A coumarin-based dual-channel fluorescent probe for discriminating Hcy and GSH in live cells

Abstract

Cysteine (Cys), homocysteine (Hcy), and glutathione (GSH) share similar functional groups, such as thiol (–SH) and amino (–NH₂), but differ in their spatial structures. These structural differences can lead to distinct binding behaviors with fluorescent probes that possess multiple reactive sites, resulting in diverse reaction products and thereby producing distinct color and fluorescence responses. Based on this principle, a phenyl selenide-substituted coumarin probe (PSeC) capable of distinguishing GSH from Cys and Hcy is designed and synthesized in this work.

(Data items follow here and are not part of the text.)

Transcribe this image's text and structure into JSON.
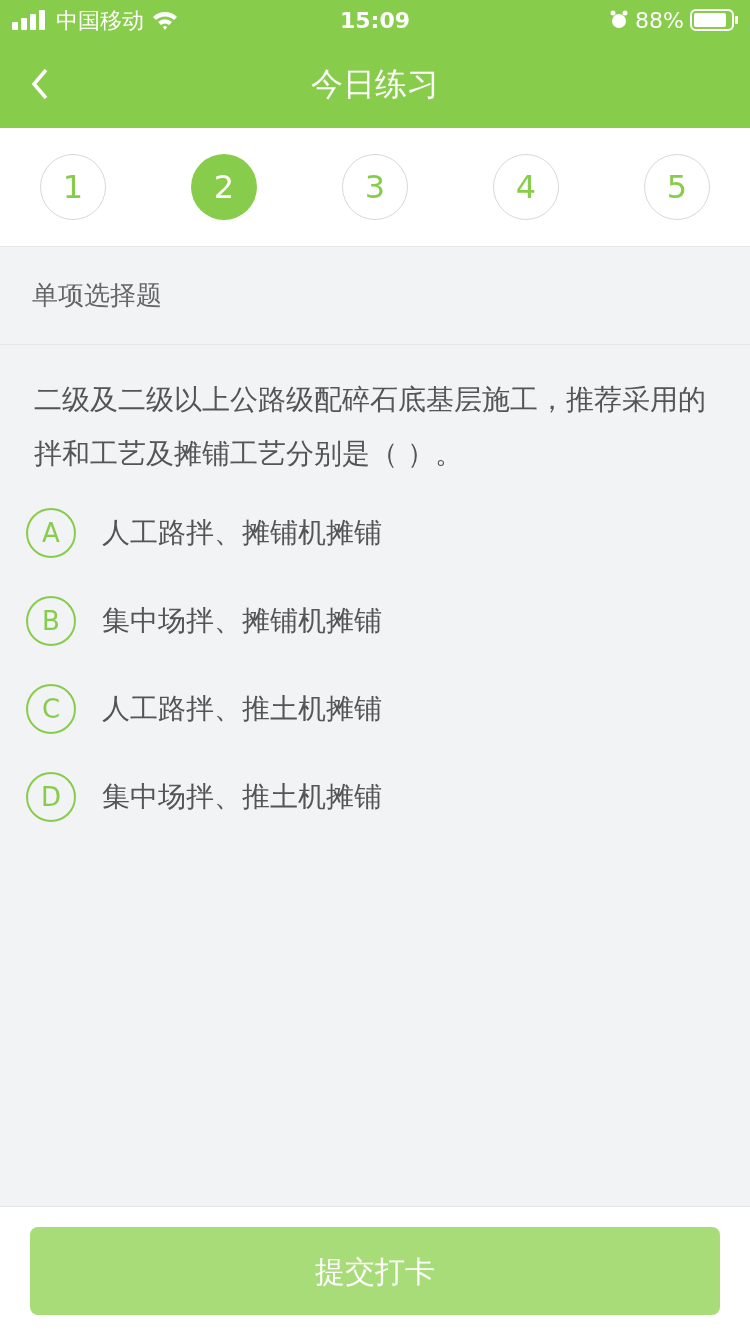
{
  "status_bar": {
    "carrier": "中国移动",
    "time": "15:09",
    "battery": "88%"
  },
  "header": {
    "title": "今日练习"
  },
  "steps": [
    {
      "label": "1",
      "selected": false
    },
    {
      "label": "2",
      "selected": true
    },
    {
      "label": "3",
      "selected": false
    },
    {
      "label": "4",
      "selected": false
    },
    {
      "label": "5",
      "selected": false
    }
  ],
  "section_label": "单项选择题",
  "question": "二级及二级以上公路级配碎石底基层施工，推荐采用的拌和工艺及摊铺工艺分别是（    ）。",
  "options": [
    {
      "letter": "A",
      "text": "人工路拌、摊铺机摊铺",
      "selected": false
    },
    {
      "letter": "B",
      "text": "集中场拌、摊铺机摊铺",
      "selected": false
    },
    {
      "letter": "C",
      "text": "人工路拌、推土机摊铺",
      "selected": false
    },
    {
      "letter": "D",
      "text": "集中场拌、推土机摊铺",
      "selected": false
    }
  ],
  "submit": {
    "label": "提交打卡",
    "disabled": true
  }
}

The probe itself is non-fluorescent, but exhibits strong fluorescence upon reacting with biothiols. Within the PSeC structure, both the phenyl selenide and aldehyde groups serve as potential reaction sites for biothiol interaction, yielding characteristic fluorescence emissions—green for Cys and Hcy, and red for GSH. The probe displayed fluorescence enhancement factors of 90-fold for GSH, 142-fold for Hcy, and 29-fold for Cys. Moreover, the response time toward Cys was markedly longer than those toward Hcy and GSH, enabling discrimination of the three biothiols through distinct fluorescence channels and kinetic behaviors. Furthermore, the probe demonstrated the capability to differentiate Hcy and GSH in living cells based on their unique fluorescence signatures.